Ultimately, though, the Court found that the majority interest at most had a measly $100 value by looking to a transaction that occurred a little more than one year after the breach.
The court finds that the best indication of market price is the price that was paid to the shareholders who sold 1.1 million shares in December 2016 for $.01, not per share, but per 1.1 million shares. Defendant does not challenge this transaction. There is no evidence that these shareholders are interested or conflicted in any way. Based on Ho-Walker’s testimony, the court finds that the shares were no more valuable than $.01/1 million shares in November 15, 2015. The court credits Ho-Walker’s analysis as it was contemporaneous and factual. Most significant is Soros’s decision to mark the value of its investment to zero on September 30, 2015, 45 days before the November 15, 2015 closing date.
As a result, the Court subtracted $100 from the gross price of the breached contract, awarding Quattro damages of $7,499,900.
Thoughts on Quattro
One might question the Court’s consideration of post-breach events as supporting the value of Quattro’s majority interest. The justification for the Quattro Court’s decision to do so lies in the nature of the proceeding itself. Under statutory “fair value” proceedings, such as those under Sections 623 and 1118 of the Business Corporation Law, courts are generally prohibited from considering post-valuation date events in arriving at fair value unless pre-valuation date evidence confirms those events were “known or knowable” as of the valuation date (read our articles, for example, on Estate of Mandelbaum and Matter of Murphy). Quattro was not a “fair value” proceeding. Rather, it involved a common-law claim for breach of contract with no statutory rules for considering pre- or post-valuation date evidence, hence the Court’s freedom to look to post-breach events.
More interesting, perhaps, is the Court’s decision to essentially hold a valuation trial on papers alone. If any of our readers have ever seen a court do that before, I encourage you to please email me and let me know. I have not. Reading Quattro, the Court essentially made a series of fact findings and credibility determinations (i.e., “The court finds that the best indication of market price . . .”; “the court finds that the shares were no more valuable . . .”; “The court credits Ho-Walker’s analysis . . .”; “The court credits Garibaldi’s data and analysis but disagrees that . . .”; “the court rejects Garibaldi’s reliance on . . .”; etc.). This language is reminiscent of post-trial findings of fact and conclusions of law, which Quattro decidedly was not.

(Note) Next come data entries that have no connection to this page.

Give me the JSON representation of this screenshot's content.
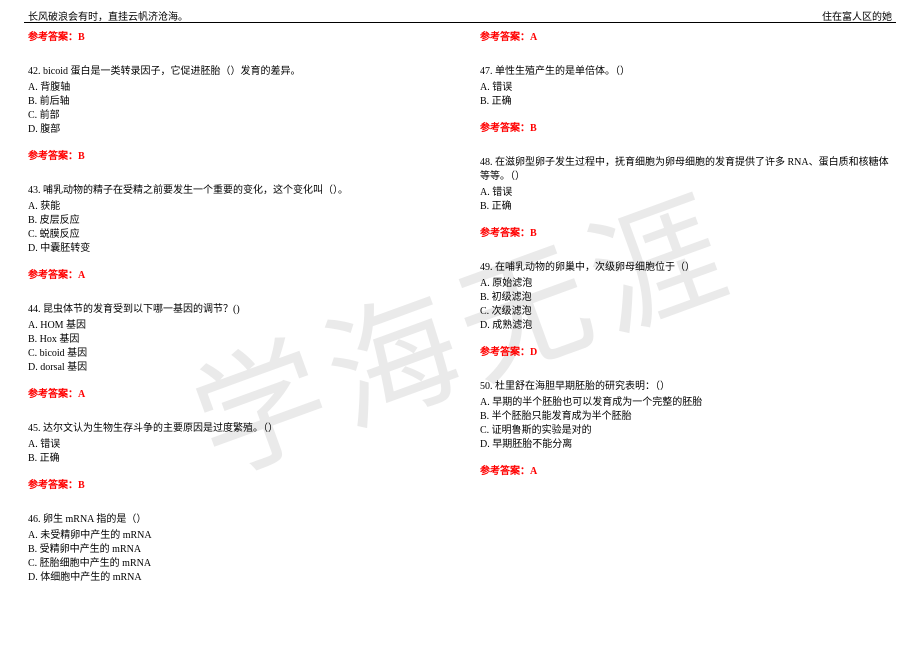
{
  "header": {
    "left": "长风破浪会有时，直挂云帆济沧海。",
    "right": "住在富人区的她"
  },
  "watermark": "学海无涯",
  "answer_label": "参考答案：",
  "left_col": [
    {
      "answer": "B"
    },
    {
      "q": "42. bicoid 蛋白是一类转录因子，它促进胚胎（）发育的差异。",
      "opts": [
        "A. 背腹轴",
        "B. 前后轴",
        "C. 前部",
        "D. 腹部"
      ],
      "answer": "B"
    },
    {
      "q": "43. 哺乳动物的精子在受精之前要发生一个重要的变化，这个变化叫（）。",
      "opts": [
        "A. 获能",
        "B. 皮层反应",
        "C. 蜕膜反应",
        "D. 中囊胚转变"
      ],
      "answer": "A"
    },
    {
      "q": "44. 昆虫体节的发育受到以下哪一基因的调节？()",
      "opts": [
        "A. HOM 基因",
        "B. Hox 基因",
        "C. bicoid 基因",
        "D. dorsal 基因"
      ],
      "answer": "A"
    },
    {
      "q": "45. 达尔文认为生物生存斗争的主要原因是过度繁殖。（）",
      "opts": [
        "A. 错误",
        "B. 正确"
      ],
      "answer": "B"
    },
    {
      "q": "46. 卵生 mRNA 指的是（）",
      "opts": [
        "A. 未受精卵中产生的 mRNA",
        "B. 受精卵中产生的 mRNA",
        "C. 胚胎细胞中产生的 mRNA",
        "D. 体细胞中产生的 mRNA"
      ]
    }
  ],
  "right_col": [
    {
      "answer": "A"
    },
    {
      "q": "47. 单性生殖产生的是单倍体。（）",
      "opts": [
        "A. 错误",
        "B. 正确"
      ],
      "answer": "B"
    },
    {
      "q": "48. 在滋卵型卵子发生过程中，抚育细胞为卵母细胞的发育提供了许多 RNA、蛋白质和核糖体等等。（）",
      "opts": [
        "A. 错误",
        "B. 正确"
      ],
      "answer": "B"
    },
    {
      "q": "49. 在哺乳动物的卵巢中，次级卵母细胞位于（）",
      "opts": [
        "A. 原始滤泡",
        "B. 初级滤泡",
        "C. 次级滤泡",
        "D. 成熟滤泡"
      ],
      "answer": "D"
    },
    {
      "q": "50. 杜里舒在海胆早期胚胎的研究表明：（）",
      "opts": [
        "A. 早期的半个胚胎也可以发育成为一个完整的胚胎",
        "B. 半个胚胎只能发育成为半个胚胎",
        "C. 证明鲁斯的实验是对的",
        "D. 早期胚胎不能分离"
      ],
      "answer": "A"
    }
  ],
  "colors": {
    "text": "#000000",
    "answer": "#ff0000",
    "background": "#ffffff"
  }
}
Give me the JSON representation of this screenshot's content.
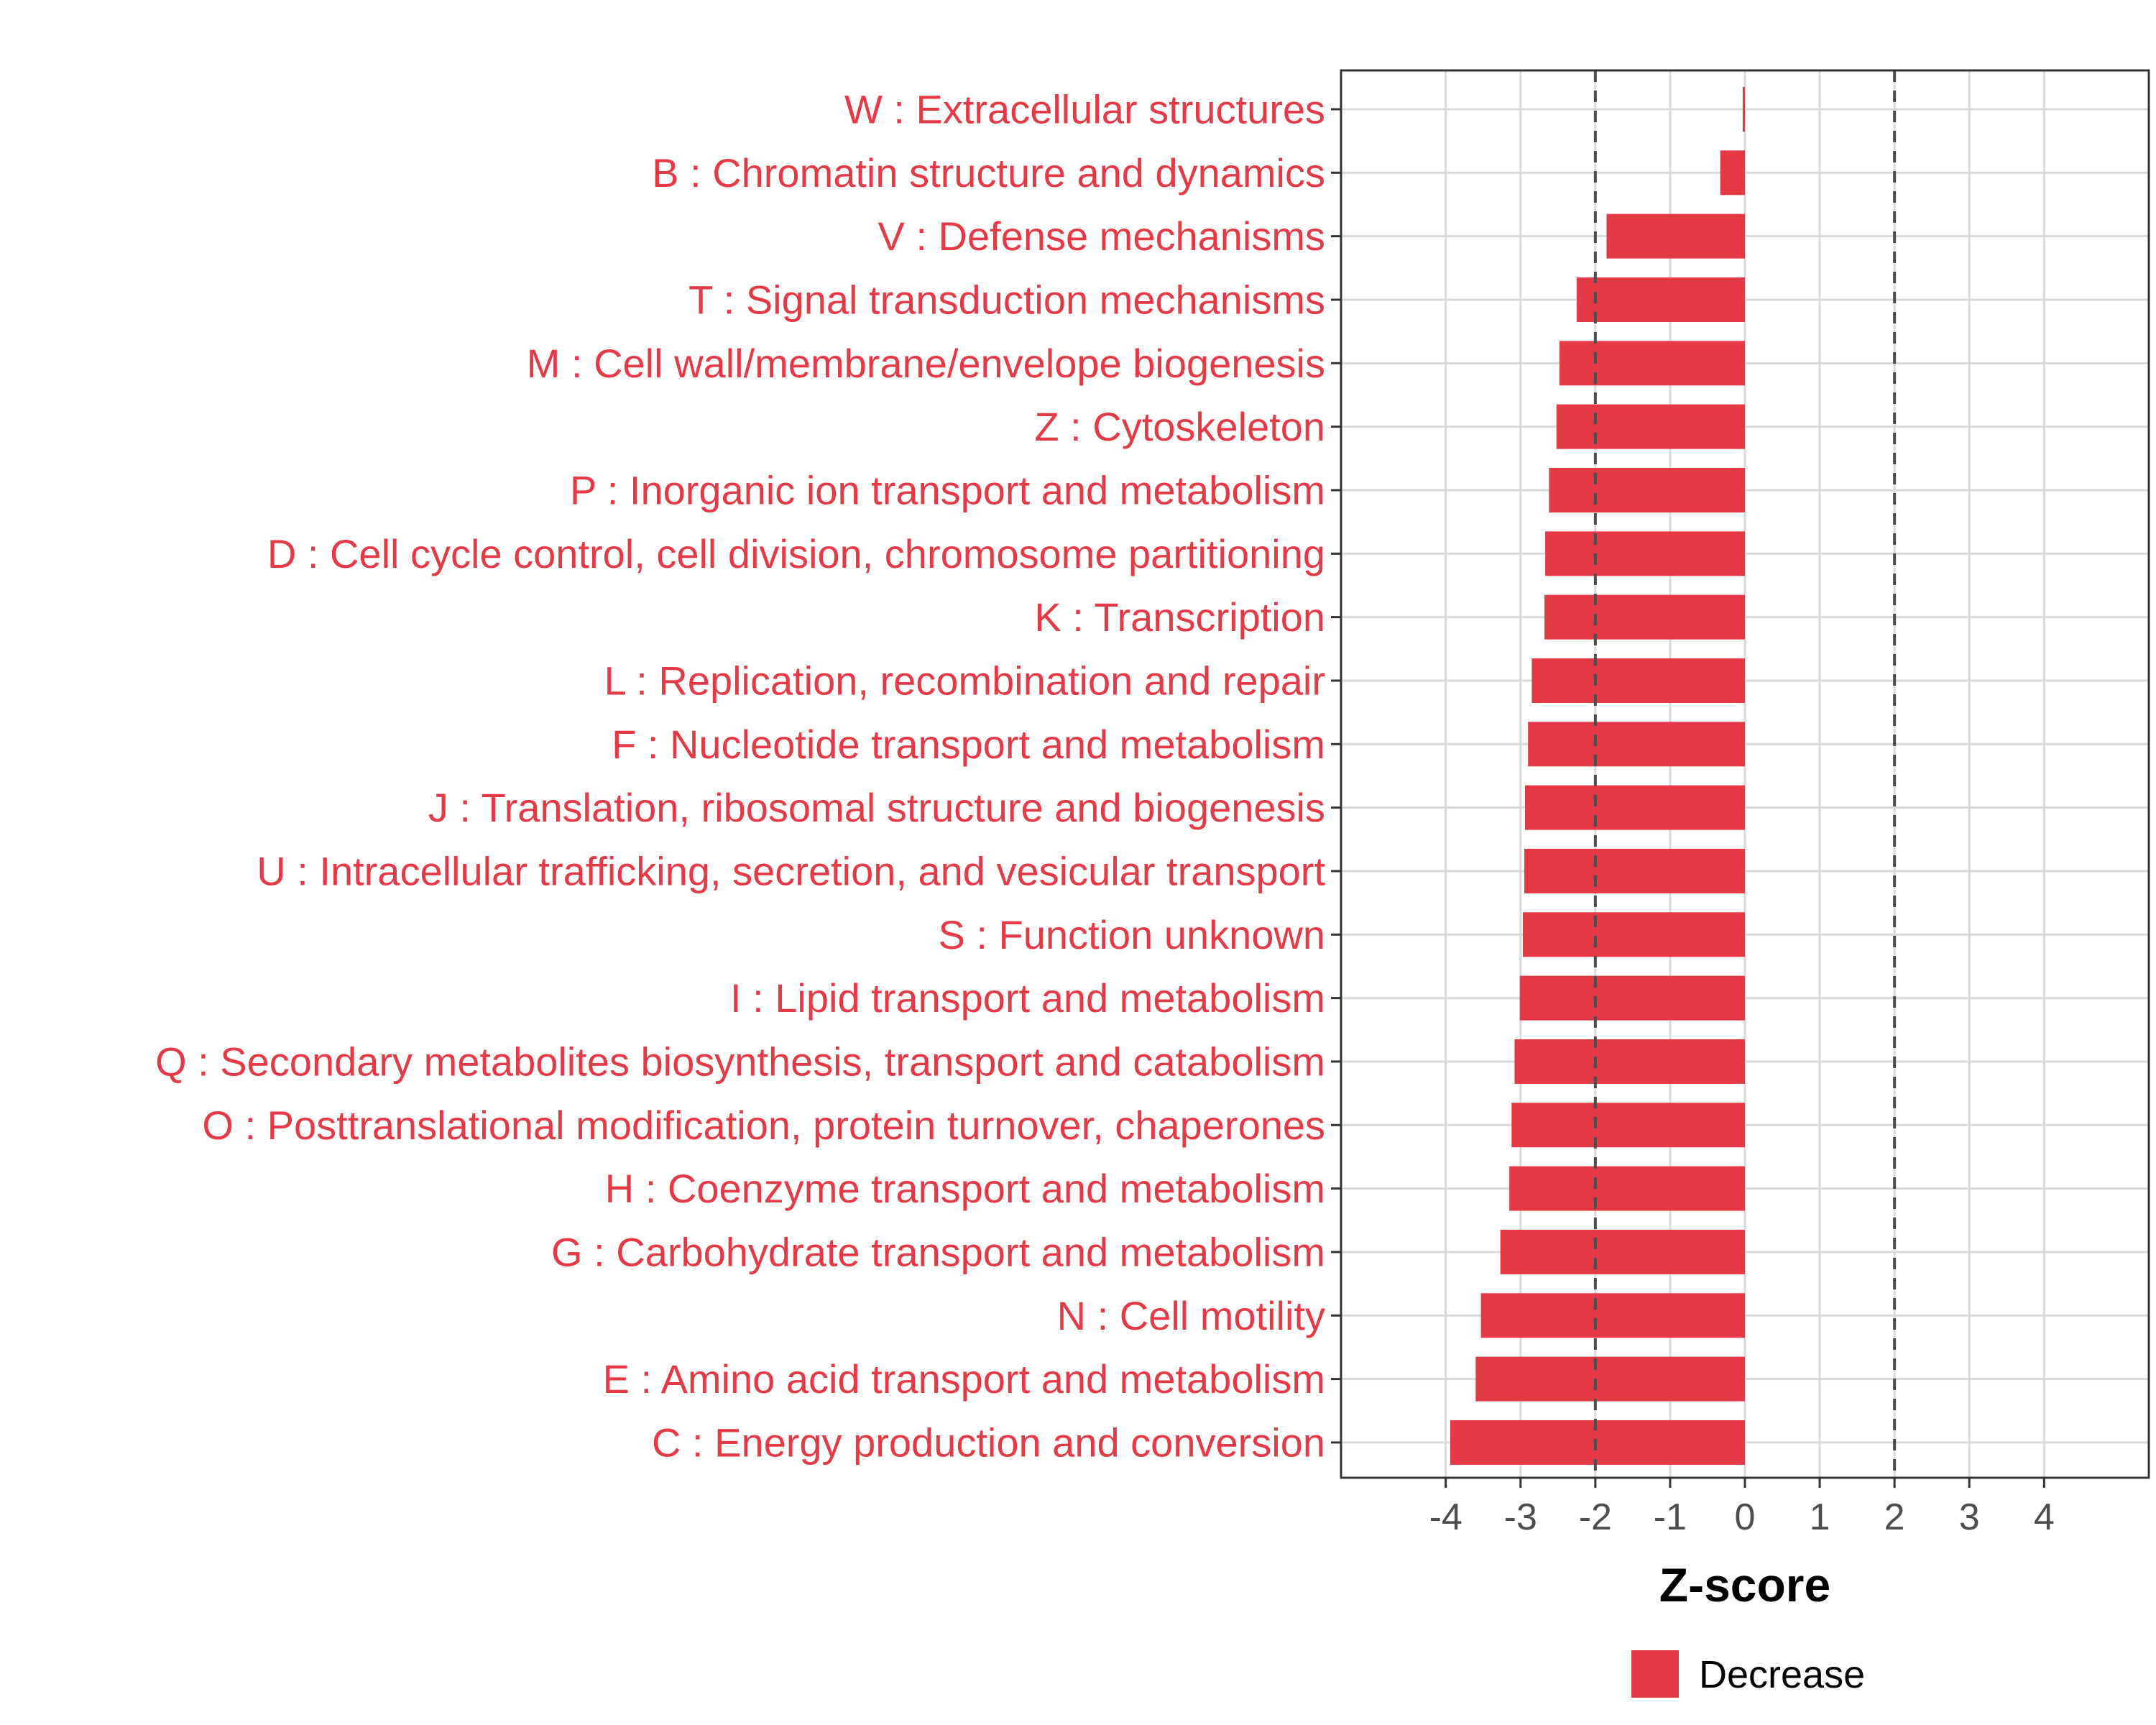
{
  "chart_data": {
    "type": "bar",
    "orientation": "horizontal",
    "categories": [
      "W : Extracellular structures",
      "B : Chromatin structure and dynamics",
      "V : Defense mechanisms",
      "T : Signal transduction mechanisms",
      "M : Cell wall/membrane/envelope biogenesis",
      "Z : Cytoskeleton",
      "P : Inorganic ion transport and metabolism",
      "D : Cell cycle control, cell division, chromosome partitioning",
      "K : Transcription",
      "L : Replication, recombination and repair",
      "F : Nucleotide transport and metabolism",
      "J : Translation, ribosomal structure and biogenesis",
      "U : Intracellular trafficking, secretion, and vesicular transport",
      "S : Function unknown",
      "I : Lipid transport and metabolism",
      "Q : Secondary metabolites biosynthesis, transport and catabolism",
      "O : Posttranslational modification, protein turnover, chaperones",
      "H : Coenzyme transport and metabolism",
      "G : Carbohydrate transport and metabolism",
      "N : Cell motility",
      "E : Amino acid transport and metabolism",
      "C : Energy production and conversion"
    ],
    "values": [
      -0.03,
      -0.33,
      -1.85,
      -2.25,
      -2.48,
      -2.52,
      -2.62,
      -2.67,
      -2.68,
      -2.85,
      -2.9,
      -2.94,
      -2.95,
      -2.97,
      -3.01,
      -3.08,
      -3.12,
      -3.15,
      -3.27,
      -3.53,
      -3.6,
      -3.94
    ],
    "series_name": "Decrease",
    "xlabel": "Z-score",
    "ylabel": "",
    "xlim": [
      -5.4,
      5.4
    ],
    "xticks": [
      -4,
      -3,
      -2,
      -1,
      0,
      1,
      2,
      3,
      4
    ],
    "xtick_labels": [
      "-4",
      "-3",
      "-2",
      "-1",
      "0",
      "1",
      "2",
      "3",
      "4"
    ],
    "reference_lines": [
      -2,
      2
    ],
    "grid": true,
    "legend": {
      "position": "bottom",
      "entries": [
        {
          "label": "Decrease",
          "color": "#e63946"
        }
      ]
    },
    "colors": {
      "bar": "#e63946",
      "category_label": "#e63946",
      "grid": "#d9d9d9",
      "reference_line": "#4d4d4d",
      "panel_border": "#333333"
    }
  }
}
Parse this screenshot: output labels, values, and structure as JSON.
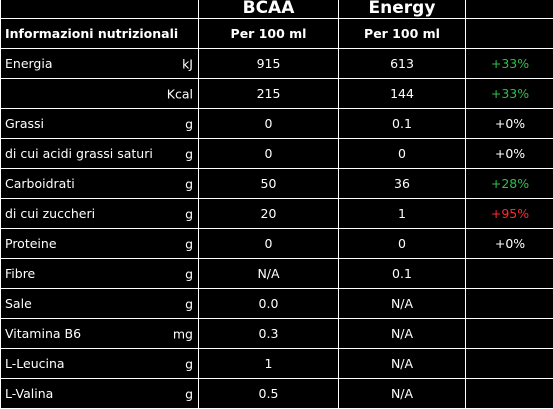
{
  "columns": {
    "bcaa": "BCAA",
    "energy": "Energy"
  },
  "header": {
    "label": "Informazioni nutrizionali",
    "bcaa_unit": "Per 100 ml",
    "energy_unit": "Per 100 ml"
  },
  "rows": [
    {
      "name": "Energia",
      "unit": "kJ",
      "bcaa": "915",
      "energy": "613",
      "diff": "+33%",
      "diff_color": "#2fbf4a"
    },
    {
      "name": "",
      "unit": "Kcal",
      "bcaa": "215",
      "energy": "144",
      "diff": "+33%",
      "diff_color": "#2fbf4a"
    },
    {
      "name": "Grassi",
      "unit": "g",
      "bcaa": "0",
      "energy": "0.1",
      "diff": "+0%",
      "diff_color": "#ffffff"
    },
    {
      "name": "di cui acidi grassi saturi",
      "unit": "g",
      "bcaa": "0",
      "energy": "0",
      "diff": "+0%",
      "diff_color": "#ffffff"
    },
    {
      "name": "Carboidrati",
      "unit": "g",
      "bcaa": "50",
      "energy": "36",
      "diff": "+28%",
      "diff_color": "#2fbf4a"
    },
    {
      "name": "di cui zuccheri",
      "unit": "g",
      "bcaa": "20",
      "energy": "1",
      "diff": "+95%",
      "diff_color": "#ff2a2a"
    },
    {
      "name": "Proteine",
      "unit": "g",
      "bcaa": "0",
      "energy": "0",
      "diff": "+0%",
      "diff_color": "#ffffff"
    },
    {
      "name": "Fibre",
      "unit": "g",
      "bcaa": "N/A",
      "energy": "0.1",
      "diff": "",
      "diff_color": "#ffffff"
    },
    {
      "name": "Sale",
      "unit": "g",
      "bcaa": "0.0",
      "energy": "N/A",
      "diff": "",
      "diff_color": "#ffffff"
    },
    {
      "name": "Vitamina B6",
      "unit": "mg",
      "bcaa": "0.3",
      "energy": "N/A",
      "diff": "",
      "diff_color": "#ffffff"
    },
    {
      "name": "L-Leucina",
      "unit": "g",
      "bcaa": "1",
      "energy": "N/A",
      "diff": "",
      "diff_color": "#ffffff"
    },
    {
      "name": "L-Valina",
      "unit": "g",
      "bcaa": "0.5",
      "energy": "N/A",
      "diff": "",
      "diff_color": "#ffffff"
    }
  ]
}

Less than a week after the decision, Rakib took an appeal, stating that he “challenges the procedure employed by the Lower Court” in granting Quattro judgment on damages “without trial” and “before defendant was permitted to cross-examine plaintiff’s witnesses or submit rebuttal evidence.” It will be interesting to see if the Appellate Division takes issue with the unconventional procedure of the Quattro Court.